Photographer Jens Honore regularly does some incredible work with SOS Children’s Villages. He had the opportunity to help once again just before the new year. Take look at some of these new images and his experience of photographing that kind of poverty. The realities of these people's situation and the good that comes from donating your time, efforts, and work.
Where have you recently been shooting?
I shot in the SOS’s villages in Nairobi and Eldoret. Numerous neighborhoods in Kibera. And in a slum area in Eldoret.
How did you get in touch with the organization?

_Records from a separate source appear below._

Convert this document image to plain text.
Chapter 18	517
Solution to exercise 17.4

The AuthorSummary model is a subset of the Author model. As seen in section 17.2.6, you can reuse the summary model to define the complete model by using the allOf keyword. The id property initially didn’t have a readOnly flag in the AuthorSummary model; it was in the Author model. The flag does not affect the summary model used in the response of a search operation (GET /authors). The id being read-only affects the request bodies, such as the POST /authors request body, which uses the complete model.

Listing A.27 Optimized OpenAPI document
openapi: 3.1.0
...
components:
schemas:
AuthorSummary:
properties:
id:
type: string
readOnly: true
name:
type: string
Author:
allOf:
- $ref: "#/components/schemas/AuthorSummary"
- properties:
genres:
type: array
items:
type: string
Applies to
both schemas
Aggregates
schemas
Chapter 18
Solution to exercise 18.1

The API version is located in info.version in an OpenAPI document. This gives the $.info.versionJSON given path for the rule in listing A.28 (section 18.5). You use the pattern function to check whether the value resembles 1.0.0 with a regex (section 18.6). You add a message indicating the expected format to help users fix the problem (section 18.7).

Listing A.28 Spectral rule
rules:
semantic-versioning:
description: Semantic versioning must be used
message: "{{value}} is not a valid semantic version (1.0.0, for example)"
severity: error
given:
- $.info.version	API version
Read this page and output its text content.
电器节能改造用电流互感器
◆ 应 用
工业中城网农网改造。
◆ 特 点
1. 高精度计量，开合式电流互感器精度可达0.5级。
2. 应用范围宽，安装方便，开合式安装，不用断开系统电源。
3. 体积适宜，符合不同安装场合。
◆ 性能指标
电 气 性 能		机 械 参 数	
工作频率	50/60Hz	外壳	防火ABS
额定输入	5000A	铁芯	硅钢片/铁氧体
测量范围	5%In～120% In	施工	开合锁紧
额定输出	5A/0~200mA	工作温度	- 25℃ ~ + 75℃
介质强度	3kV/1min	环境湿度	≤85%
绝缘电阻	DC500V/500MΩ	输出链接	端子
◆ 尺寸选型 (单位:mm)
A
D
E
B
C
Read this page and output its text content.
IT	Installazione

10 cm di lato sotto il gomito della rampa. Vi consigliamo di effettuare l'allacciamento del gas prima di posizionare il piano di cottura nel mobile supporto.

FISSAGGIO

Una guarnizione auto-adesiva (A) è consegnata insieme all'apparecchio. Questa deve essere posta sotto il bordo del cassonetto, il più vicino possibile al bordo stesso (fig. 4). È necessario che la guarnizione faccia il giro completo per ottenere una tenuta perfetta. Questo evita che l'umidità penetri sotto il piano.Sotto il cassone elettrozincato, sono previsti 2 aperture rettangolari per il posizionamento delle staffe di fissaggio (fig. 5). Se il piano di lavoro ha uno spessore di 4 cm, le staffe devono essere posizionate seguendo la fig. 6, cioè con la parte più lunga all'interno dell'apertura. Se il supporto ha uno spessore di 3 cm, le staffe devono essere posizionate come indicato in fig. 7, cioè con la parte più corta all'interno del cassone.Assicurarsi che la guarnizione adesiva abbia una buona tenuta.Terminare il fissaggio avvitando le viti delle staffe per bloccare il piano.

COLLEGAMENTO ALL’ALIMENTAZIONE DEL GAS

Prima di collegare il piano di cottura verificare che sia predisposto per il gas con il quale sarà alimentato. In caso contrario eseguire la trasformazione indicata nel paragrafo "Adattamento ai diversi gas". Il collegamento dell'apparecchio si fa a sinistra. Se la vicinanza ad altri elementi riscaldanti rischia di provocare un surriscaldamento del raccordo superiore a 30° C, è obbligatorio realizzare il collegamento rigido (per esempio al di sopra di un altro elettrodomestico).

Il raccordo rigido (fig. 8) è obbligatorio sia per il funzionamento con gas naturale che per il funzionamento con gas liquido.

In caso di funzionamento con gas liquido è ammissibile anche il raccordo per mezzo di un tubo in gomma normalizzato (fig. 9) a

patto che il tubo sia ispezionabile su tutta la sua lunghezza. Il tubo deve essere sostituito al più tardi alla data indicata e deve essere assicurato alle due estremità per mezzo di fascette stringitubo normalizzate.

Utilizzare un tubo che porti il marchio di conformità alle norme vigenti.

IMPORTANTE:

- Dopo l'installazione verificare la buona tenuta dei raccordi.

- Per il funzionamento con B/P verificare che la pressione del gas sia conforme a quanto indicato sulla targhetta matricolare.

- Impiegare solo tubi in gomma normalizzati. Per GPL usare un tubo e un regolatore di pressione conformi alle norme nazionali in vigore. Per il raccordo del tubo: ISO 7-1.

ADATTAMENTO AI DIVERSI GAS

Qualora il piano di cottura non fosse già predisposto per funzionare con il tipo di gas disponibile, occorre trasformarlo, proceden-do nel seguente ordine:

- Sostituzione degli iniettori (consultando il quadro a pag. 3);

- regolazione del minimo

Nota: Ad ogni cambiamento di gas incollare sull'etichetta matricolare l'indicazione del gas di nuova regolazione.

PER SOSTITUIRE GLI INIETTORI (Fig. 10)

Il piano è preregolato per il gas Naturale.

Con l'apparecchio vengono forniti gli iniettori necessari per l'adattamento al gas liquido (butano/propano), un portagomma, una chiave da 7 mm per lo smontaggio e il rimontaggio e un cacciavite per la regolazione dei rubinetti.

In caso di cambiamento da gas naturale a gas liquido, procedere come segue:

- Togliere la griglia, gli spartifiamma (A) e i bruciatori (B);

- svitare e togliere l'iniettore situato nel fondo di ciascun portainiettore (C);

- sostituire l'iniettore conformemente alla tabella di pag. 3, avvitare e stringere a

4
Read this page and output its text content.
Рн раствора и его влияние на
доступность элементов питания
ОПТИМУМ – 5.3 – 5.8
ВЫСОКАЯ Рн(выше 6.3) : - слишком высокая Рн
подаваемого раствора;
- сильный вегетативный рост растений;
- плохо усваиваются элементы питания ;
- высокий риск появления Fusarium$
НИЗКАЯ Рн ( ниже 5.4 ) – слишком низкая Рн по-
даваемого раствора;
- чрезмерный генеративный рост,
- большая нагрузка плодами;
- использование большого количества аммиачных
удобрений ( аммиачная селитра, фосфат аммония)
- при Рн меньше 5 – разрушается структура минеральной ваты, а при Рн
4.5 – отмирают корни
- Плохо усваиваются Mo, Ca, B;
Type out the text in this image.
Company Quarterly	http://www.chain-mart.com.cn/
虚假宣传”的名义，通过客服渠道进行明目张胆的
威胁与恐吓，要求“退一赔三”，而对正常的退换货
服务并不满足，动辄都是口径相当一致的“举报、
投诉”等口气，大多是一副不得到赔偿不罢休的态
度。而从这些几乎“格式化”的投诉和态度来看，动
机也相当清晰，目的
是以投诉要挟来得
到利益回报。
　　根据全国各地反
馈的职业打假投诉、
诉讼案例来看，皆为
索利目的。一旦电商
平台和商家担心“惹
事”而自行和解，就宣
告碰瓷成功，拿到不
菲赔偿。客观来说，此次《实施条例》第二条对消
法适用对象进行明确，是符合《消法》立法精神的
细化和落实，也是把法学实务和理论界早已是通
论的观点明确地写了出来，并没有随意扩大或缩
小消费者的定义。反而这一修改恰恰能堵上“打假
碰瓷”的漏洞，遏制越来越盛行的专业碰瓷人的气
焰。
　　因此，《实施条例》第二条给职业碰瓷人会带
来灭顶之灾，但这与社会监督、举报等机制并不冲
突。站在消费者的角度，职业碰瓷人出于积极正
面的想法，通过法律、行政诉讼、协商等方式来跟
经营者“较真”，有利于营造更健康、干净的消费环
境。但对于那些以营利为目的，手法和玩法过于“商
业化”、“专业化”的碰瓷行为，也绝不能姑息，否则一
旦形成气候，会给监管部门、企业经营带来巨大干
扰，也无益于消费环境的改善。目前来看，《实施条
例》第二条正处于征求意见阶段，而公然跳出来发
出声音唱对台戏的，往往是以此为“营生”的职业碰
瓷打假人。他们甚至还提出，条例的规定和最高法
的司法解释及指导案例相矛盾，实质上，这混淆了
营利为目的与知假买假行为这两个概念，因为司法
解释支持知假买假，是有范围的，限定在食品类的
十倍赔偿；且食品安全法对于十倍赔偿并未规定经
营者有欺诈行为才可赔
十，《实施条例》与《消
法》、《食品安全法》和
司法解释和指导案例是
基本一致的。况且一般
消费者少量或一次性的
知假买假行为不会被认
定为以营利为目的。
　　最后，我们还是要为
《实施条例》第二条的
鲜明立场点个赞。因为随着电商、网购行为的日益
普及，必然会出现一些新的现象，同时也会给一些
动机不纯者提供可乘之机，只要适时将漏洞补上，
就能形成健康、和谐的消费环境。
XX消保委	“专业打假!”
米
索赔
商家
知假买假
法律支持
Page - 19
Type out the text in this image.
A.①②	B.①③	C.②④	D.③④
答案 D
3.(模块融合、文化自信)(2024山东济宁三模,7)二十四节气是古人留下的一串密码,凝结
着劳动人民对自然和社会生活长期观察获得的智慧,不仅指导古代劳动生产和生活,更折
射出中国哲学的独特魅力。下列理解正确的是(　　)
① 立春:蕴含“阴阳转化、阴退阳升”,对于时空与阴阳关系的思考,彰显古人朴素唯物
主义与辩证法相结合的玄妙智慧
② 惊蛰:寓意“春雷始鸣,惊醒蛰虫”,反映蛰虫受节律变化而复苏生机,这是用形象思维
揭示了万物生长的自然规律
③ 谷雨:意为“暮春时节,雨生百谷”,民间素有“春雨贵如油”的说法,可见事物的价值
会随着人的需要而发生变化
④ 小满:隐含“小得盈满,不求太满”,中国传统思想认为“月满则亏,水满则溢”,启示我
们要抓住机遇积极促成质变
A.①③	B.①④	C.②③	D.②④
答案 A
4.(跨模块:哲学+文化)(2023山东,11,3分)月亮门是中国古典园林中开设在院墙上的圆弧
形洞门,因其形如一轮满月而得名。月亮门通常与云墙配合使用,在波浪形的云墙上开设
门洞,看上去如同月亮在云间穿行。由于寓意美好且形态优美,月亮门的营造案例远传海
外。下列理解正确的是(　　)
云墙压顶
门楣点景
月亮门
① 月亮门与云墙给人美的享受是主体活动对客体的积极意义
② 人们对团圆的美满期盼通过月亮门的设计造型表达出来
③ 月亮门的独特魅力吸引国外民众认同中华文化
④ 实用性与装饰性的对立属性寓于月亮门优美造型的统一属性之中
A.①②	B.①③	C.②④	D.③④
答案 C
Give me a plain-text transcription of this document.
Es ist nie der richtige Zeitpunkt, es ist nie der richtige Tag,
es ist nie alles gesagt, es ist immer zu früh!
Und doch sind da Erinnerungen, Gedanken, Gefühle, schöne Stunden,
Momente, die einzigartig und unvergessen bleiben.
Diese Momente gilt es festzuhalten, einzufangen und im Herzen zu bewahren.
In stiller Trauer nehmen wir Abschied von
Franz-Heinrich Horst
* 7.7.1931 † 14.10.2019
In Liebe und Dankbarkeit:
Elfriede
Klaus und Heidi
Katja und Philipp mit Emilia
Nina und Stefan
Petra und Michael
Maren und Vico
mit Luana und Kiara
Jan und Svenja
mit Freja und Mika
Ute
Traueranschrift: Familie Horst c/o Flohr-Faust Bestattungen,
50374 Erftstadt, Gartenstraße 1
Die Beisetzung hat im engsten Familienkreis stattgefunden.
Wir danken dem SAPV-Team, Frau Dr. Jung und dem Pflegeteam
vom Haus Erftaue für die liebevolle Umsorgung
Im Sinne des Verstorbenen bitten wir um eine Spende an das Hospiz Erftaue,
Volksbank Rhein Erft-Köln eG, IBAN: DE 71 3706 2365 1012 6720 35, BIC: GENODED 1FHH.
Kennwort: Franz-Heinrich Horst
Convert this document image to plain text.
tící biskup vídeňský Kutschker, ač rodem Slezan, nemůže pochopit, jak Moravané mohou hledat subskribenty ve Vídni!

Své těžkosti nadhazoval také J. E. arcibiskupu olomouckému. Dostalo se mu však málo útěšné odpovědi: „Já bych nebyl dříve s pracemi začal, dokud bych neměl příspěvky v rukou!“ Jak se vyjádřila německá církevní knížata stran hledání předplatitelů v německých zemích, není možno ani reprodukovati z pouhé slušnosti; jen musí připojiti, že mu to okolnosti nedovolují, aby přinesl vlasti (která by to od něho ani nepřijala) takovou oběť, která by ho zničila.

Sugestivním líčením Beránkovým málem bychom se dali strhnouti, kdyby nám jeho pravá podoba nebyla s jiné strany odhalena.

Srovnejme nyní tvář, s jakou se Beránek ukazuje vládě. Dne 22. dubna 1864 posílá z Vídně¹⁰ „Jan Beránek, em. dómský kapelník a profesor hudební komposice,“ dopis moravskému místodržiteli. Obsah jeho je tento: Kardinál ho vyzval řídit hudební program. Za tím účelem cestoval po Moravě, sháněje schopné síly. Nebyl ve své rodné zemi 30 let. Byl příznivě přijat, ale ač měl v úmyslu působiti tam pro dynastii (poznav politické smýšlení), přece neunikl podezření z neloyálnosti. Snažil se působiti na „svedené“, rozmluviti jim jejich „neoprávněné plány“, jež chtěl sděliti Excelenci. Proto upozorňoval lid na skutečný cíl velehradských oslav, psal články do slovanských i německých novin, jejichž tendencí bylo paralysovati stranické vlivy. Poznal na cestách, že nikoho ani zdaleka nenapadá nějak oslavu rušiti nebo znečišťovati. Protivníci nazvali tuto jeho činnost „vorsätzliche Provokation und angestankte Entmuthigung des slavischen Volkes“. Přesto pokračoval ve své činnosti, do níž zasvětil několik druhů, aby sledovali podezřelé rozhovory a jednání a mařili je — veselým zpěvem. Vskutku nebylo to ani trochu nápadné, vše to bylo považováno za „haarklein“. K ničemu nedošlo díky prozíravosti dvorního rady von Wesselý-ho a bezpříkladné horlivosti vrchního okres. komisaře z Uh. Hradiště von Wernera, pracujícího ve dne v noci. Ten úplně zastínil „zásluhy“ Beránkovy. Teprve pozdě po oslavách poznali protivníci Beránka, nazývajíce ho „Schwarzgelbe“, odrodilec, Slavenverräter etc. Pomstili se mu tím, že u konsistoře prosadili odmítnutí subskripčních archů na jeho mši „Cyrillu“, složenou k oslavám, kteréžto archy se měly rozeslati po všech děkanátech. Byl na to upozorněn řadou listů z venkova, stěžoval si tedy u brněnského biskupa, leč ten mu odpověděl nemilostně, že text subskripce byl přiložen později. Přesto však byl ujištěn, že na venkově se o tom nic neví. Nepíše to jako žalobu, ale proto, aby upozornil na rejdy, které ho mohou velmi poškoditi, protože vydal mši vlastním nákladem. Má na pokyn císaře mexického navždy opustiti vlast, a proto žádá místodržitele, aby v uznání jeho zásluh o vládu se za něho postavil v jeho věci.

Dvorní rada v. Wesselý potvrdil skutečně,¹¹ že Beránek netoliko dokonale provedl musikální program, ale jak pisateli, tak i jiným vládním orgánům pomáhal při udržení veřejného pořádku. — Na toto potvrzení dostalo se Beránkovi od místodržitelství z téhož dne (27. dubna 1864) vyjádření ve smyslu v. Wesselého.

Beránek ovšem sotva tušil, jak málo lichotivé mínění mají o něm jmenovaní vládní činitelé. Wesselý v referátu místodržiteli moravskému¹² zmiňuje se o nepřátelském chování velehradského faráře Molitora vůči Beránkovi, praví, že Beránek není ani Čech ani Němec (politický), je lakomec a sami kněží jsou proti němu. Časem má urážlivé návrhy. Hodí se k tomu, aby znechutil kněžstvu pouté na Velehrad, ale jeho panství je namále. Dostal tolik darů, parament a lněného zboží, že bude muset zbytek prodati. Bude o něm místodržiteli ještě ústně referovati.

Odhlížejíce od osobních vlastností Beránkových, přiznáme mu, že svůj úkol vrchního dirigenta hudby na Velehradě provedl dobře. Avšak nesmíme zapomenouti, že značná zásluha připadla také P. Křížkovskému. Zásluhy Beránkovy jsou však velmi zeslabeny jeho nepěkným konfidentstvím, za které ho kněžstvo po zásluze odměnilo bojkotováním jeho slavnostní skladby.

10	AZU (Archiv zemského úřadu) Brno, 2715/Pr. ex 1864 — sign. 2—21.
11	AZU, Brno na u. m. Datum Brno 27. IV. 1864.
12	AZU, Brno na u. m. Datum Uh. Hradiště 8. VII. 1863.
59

I made a book (Goodbye to a Black and White World) about the 2015 UN millennium goals. The money from the sales of the book was donated to SOS Children’s Villages and I also had additional books printed, which are still being sold on the Danish SOS web-shop. Since I really like the work SOS is doing around the world, the CEO at the time, Hanne Rasmussen, and I agreed on an ongoing process where I would donate my work to SOS by photographing the activities and environments the organization are involved in. The images are made available for all SOS offices world wide, with no restrictions.
What has been the best part?
There has been two best parts.
1. To see it matters to help.
2. To experience my photography being used in such sensible ways.
What has been the hardest part?
Children are innocent and still they pay the highest price.
Do you have a favorite image(s)? Why?
No, not really. Every time I return home from a trip and have to edit I find it very hard to pick my favorites. But generally I find the portraits to be the strongest images. But an older image of the girl photographed in Ethiopia is one of my favorites. It also was used on the cover on the last edition of the annual report.
Any stories?
Many:-) Every time I travel for SOS I get emotionally engaged and some times find it hard to grasp the hardness of poverty.
This trip to Kenya I meet a woman who was part of the FSP. She’s was a single mother with 3 small children. Her husband left her shortly after she gave birth to their third child. She had a hard time making ends meet, also because she’s disabled with some kind of back issue and walks with a cane. SOS has helped her financial so she could buy a sewing machine and start up a small business to support her family. Her appreciation was real. Her smile and attitude was real. On our way out of the slums we happened to pass her and I waved to her and she waved back and gave me that smile once again. Like to tell me, she is in a good place and will get by. Such an inspiration.
Anything else you would like to share?
The day I don’t get touched or feel that same joy, I shouldn’t be doing this. However I couldn’t see it ever being that way. Luckily.
But I hope my little contribution can change what some people think of the poor people I meet and being helped through SOS programs - that somehow they end up in these situation by choice. That somehow it is a deliberately choice and if you just work hard enough you’ll make it. I see what extreme poverty does to people and why they some times do desperate things.